DMA channels are single-device resources; one device per channel else conflict. Most devices seem to want to use the 8 bit DMA channels (1 - 3).

For example, let's take the parallel port (LPT1 or whatever). 5 standard modes of operation for Parallel Port’s can be found under IEEE 1284 which has been around for a long time:

1. Compatibility Mode.
2. Nibble Mode.
3. Byte Mode.
4. EPP Mode (Enhanced Parallel Port).
5. ECP Mode (Extended Capabilities Port).

Not to worry about modes 1-3. Today, most Parallel Ports are multi-mode ports:

Printer Mode (Sometimes called Default or Normal Modes)
Standard & Bi-directional (SPP) Mode
EPP1.7 and SPP Mode
EPP1.9 and SPP Mode
ECP Mode
ECP and EPP1.7 Mode
ECP and EPP1.9 Mode

Again, in today's world, this means mostly ECP and maybe EPP (and so it is likely that the charts above are not in anybody's head.) In CMOS, the BIOS settings have an I/O configuration that allows me to specify mode for the parallel port (this is not unusual.) If I pick ECP or ECP+EPP (and I will), I will be prompted to enter a DMA channel for use.
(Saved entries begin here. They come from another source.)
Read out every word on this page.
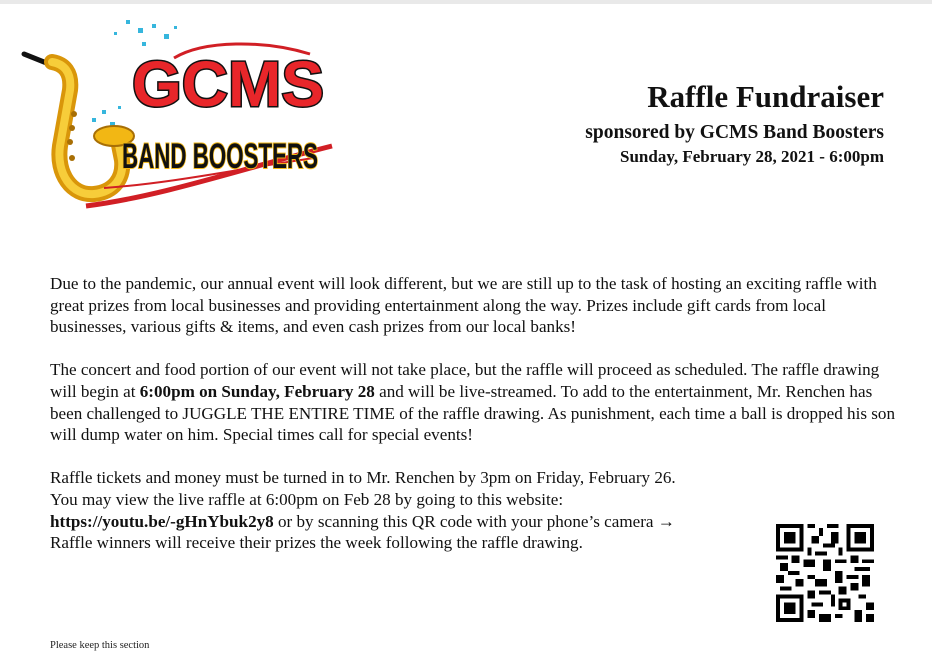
GCMS
BAND BOOSTERS
Raffle Fundraiser
sponsored by GCMS Band Boosters
Sunday, February 28, 2021 - 6:00pm

Due to the pandemic, our annual event will look different, but we are still up to the task of hosting an exciting raffle with great prizes from local businesses and providing entertainment along the way. Prizes include gift cards from local businesses, various gifts & items, and even cash prizes from our local banks!

The concert and food portion of our event will not take place, but the raffle will proceed as scheduled. The raffle drawing will begin at 6:00pm on Sunday, February 28 and will be live-streamed. To add to the entertainment, Mr. Renchen has been challenged to JUGGLE THE ENTIRE TIME of the raffle drawing. As punishment, each time a ball is dropped his son will dump water on him. Special times call for special events!

Raffle tickets and money must be turned in to Mr. Renchen by 3pm on Friday, February 26.
You may view the live raffle at 6:00pm on Feb 28 by going to this website:
https://youtu.be/-gHnYbuk2y8 or by scanning this QR code with your phone’s camera →
Raffle winners will receive their prizes the week following the raffle drawing.
Please keep this section
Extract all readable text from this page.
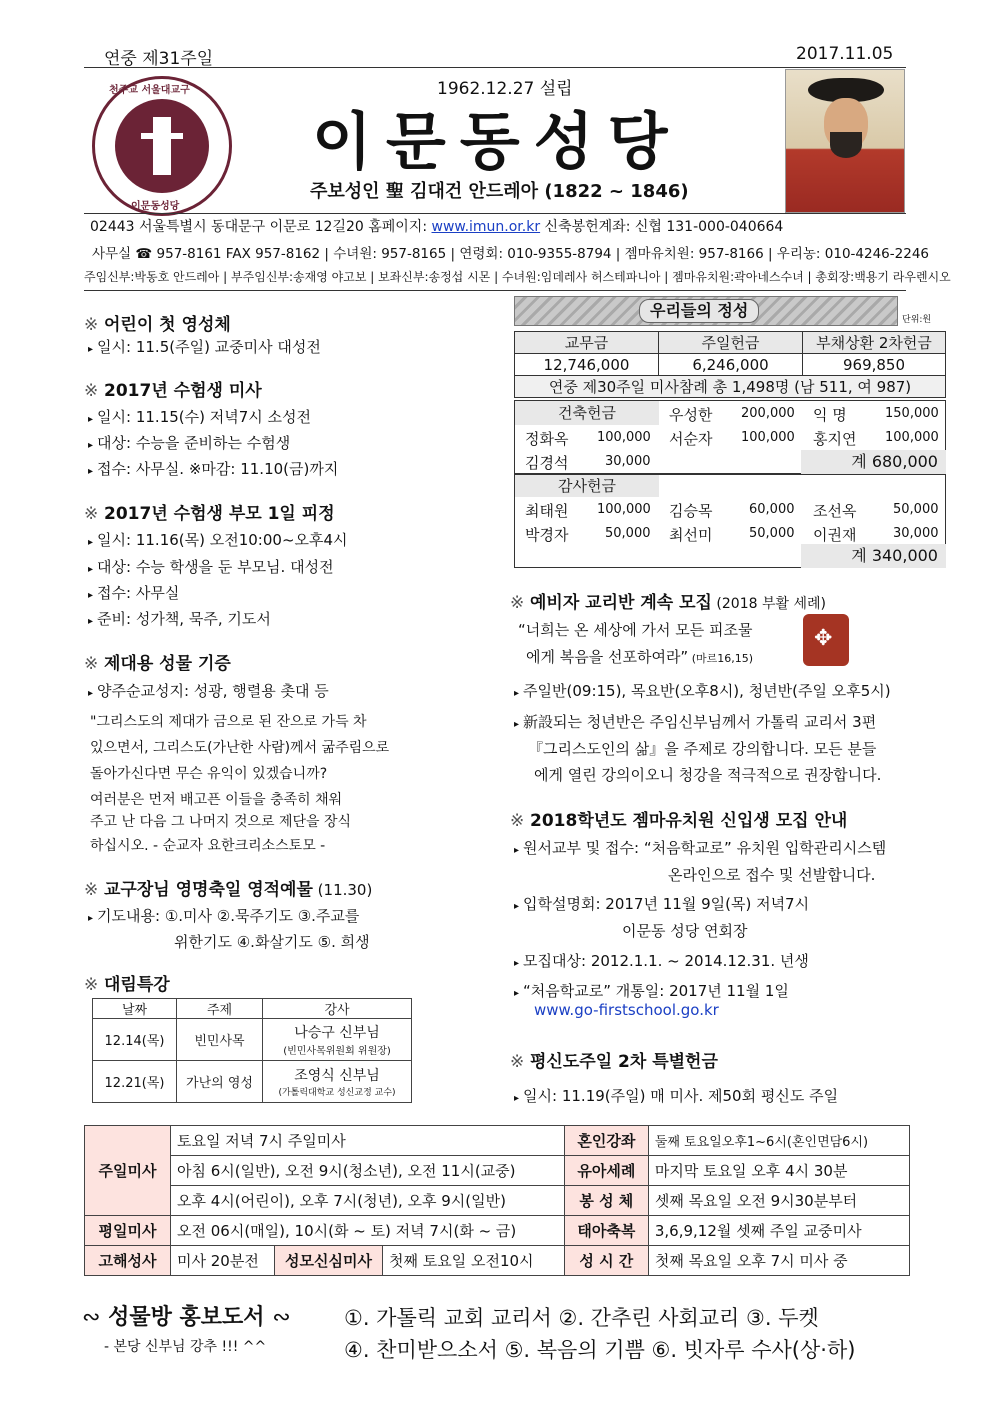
연중 제31주일	2017.11.05
천주교 서울대교구
이문동성당
1962.12.27 설립
이문동성당
주보성인 聖 김대건 안드레아 (1822 ~ 1846)
02443 서울특별시 동대문구 이문로 12길20 홈페이지: www.imun.or.kr 신축봉헌계좌: 신협 131-000-040664
사무실 ☎ 957-8161 FAX 957-8162 | 수녀원: 957-8165 | 연령회: 010-9355-8794 | 젬마유치원: 957-8166 | 우리농: 010-4246-2246
주임신부:박동호 안드레아 | 부주임신부:송재영 야고보 | 보좌신부:송정섭 시몬 | 수녀원:임데레사 허스테파니아 | 젬마유치원:곽아네스수녀 | 총회장:백용기 라우렌시오
※ 어린이 첫 영성체
▸ 일시: 11.5(주일) 교중미사 대성전
※ 2017년 수험생 미사
▸ 일시: 11.15(수) 저녁7시 소성전
▸ 대상: 수능을 준비하는 수험생
▸ 접수: 사무실. ※마감: 11.10(금)까지
※ 2017년 수험생 부모 1일 피정
▸ 일시: 11.16(목) 오전10:00~오후4시
▸ 대상: 수능 학생을 둔 부모님. 대성전
▸ 접수: 사무실
▸ 준비: 성가책, 묵주, 기도서
※ 제대용 성물 기증
▸ 양주순교성지: 성광, 행렬용 촛대 등
"그리스도의 제대가 금으로 된 잔으로 가득 차
있으면서, 그리스도(가난한 사람)께서 굶주림으로
돌아가신다면 무슨 유익이 있겠습니까?
여러분은 먼저 배고픈 이들을 충족히 채워
주고 난 다음 그 나머지 것으로 제단을 장식
하십시오. - 순교자 요한크리소스토모 -
※ 교구장님 영명축일 영적예물 (11.30)
▸ 기도내용: ①.미사 ②.묵주기도 ③.주교를
위한기도 ④.화살기도 ⑤. 희생
※ 대림특강
날짜	주제	강사
12.14(목)	빈민사목	나승구 신부님
(빈민사목위원회 위원장)

12.21(목)	가난의 영성	조영식 신부님
(가톨릭대학교 성신교정 교수)
우리들의 정성	단위:원
교무금	주일헌금	부채상환 2차헌금
12,746,000	6,246,000	969,850
연중 제30주일 미사참례 총 1,498명 (남 511, 여 987)		
건축헌금	우성한 200,000 익 명	150,000
정화옥 100,000 서순자 100,000 홍지연 100,000
김경석	30,000	계 680,000
감사헌금
최태원 100,000 김승목	60,000 조선옥	50,000
박경자	50,000 최선미	50,000 이권재	30,000
계 340,000
※ 예비자 교리반 계속 모집 (2018 부활 세례)
“너희는 온 세상에 가서 모든 피조물
에게 복음을 선포하여라” (마르16,15)
✥
▸ 주일반(09:15), 목요반(오후8시), 청년반(주일 오후5시)
▸ 新設되는 청년반은 주임신부님께서 가톨릭 교리서 3편
『그리스도인의 삶』을 주제로 강의합니다. 모든 분들
에게 열린 강의이오니 청강을 적극적으로 권장합니다.
※ 2018학년도 젬마유치원 신입생 모집 안내
▸ 원서교부 및 접수: “처음학교로” 유치원 입학관리시스템
온라인으로 접수 및 선발합니다.
▸ 입학설명회: 2017년 11월 9일(목) 저녁7시
이문동 성당 연회장
▸ 모집대상: 2012.1.1. ~ 2014.12.31. 년생
▸ “처음학교로” 개통일: 2017년 11월 1일
www.go-firstschool.go.kr
※ 평신도주일 2차 특별헌금
▸ 일시: 11.19(주일) 매 미사. 제50회 평신도 주일
주일미사	토요일 저녁 7시 주일미사			혼인강좌	둘째 토요일오후1~6시(혼인면담6시)
	아침 6시(일반), 오전 9시(청소년), 오전 11시(교중)			유아세례	마지막 토요일 오후 4시 30분
	오후 4시(어린이), 오후 7시(청년), 오후 9시(일반)			봉 성 체	셋째 목요일 오전 9시30분부터
평일미사	오전 06시(매일), 10시(화 ~ 토) 저녁 7시(화 ~ 금)			태아축복	3,6,9,12월 셋째 주일 교중미사
고해성사	미사 20분전	성모신심미사	첫째 토요일 오전10시	성 시 간	첫째 목요일 오후 7시 미사 중
∾ 성물방 홍보도서 ∾
- 본당 신부님 강추 !!! ^^
①. 가톨릭 교회 교리서 ②. 간추린 사회교리 ③. 두켓
④. 찬미받으소서 ⑤. 복음의 기쁨 ⑥. 빗자루 수사(상·하)
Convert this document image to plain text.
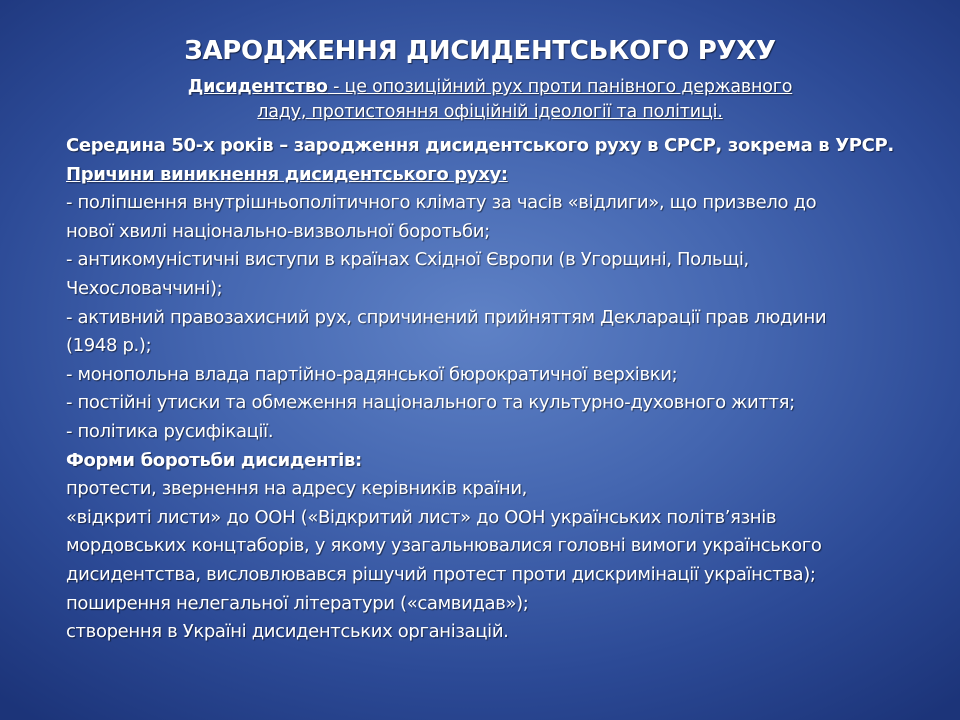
ЗАРОДЖЕННЯ ДИСИДЕНТСЬКОГО РУХУ
Дисидентство - це опозиційний рух проти панівного державного
ладу, протистояння офіційній ідеології та політиці.
Середина 50-х років – зародження дисидентського руху в СРСР, зокрема в УРСР.
Причини виникнення дисидентського руху:
- поліпшення внутрішньополітичного клімату за часів «відлиги», що призвело до
нової хвилі національно-визвольної боротьби;
- антикомуністичні виступи в країнах Східної Європи (в Угорщині, Польщі,
Чехословаччині);
- активний правозахисний рух, спричинений прийняттям Декларації прав людини
(1948 р.);
- монопольна влада партійно-радянської бюрократичної верхівки;
- постійні утиски та обмеження національного та культурно-духовного життя;
- політика русифікації.
Форми боротьби дисидентів:
протести, звернення на адресу керівників країни,
«відкриті листи» до ООН («Відкритий лист» до ООН українських політв’язнів
мордовських концтаборів, у якому узагальнювалися головні вимоги українського
дисидентства, висловлювався рішучий протест проти дискримінації українства);
поширення нелегальної літератури («самвидав»);
створення в Україні дисидентських організацій.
Because my Sound Blaster emulation would like DMA channel 1, I select DMA channel 3 to support ECP. If your BIOS offers you the opportunity to select DMA channel 2, don't; your floppy drive will suffer for this. Dedicated circuits handle memory refresh and DMA 0 is typically free, sort of. Except that because traditionally DMA 0 is for system use only, nobody programs for it. At least, I've never seen DMA 0 used for anything, not that I've looked at a whole lot of configurations, but my reading indicates that it can be used, provided that your Operating System (check for Linux which may not) and card will tolerate (is designed for) this. DMA 1 is available for use for sound cards since hard drives no longer require it. The most common DMA conflicts occur with contention for either DMA 1 or DMA 3 (typically with voice modems.) DMA 4 is the cascade and you can't use it. Some sound cards will use DMA channel 5. Some Creative cards will come set for default of DMA 5 but will configure for DMA 6 or 7. Some NICs will use channel 5; NICs will usually configure for other DMA channels if needed. Depending on the card, either may possibly not allow change. Some SCSI controllers use DMA channel 5. Some CD-ROM cards use DMA channel 5. If you are doing data acquisition through a custom or special purpose I/O card that requires DMA, the specs for the card should contain instructions for configuration. Some of these cards will ping-pong DMA 6 and 7. Generally, if there is a conflict and you can reconfigure, you would, for instance, let the SCSI controller have what it wants, and reconfigure DMA use for the sound card. Some number of SCSI controllers use DMA 6. Older, oddball NICs used DMA 6. Your CD-RW may want to use DMA--and you may end up electing to not use it, if it works only when you deselect DMA.

As for me, if there are no conflicts, I don't mess with DMA.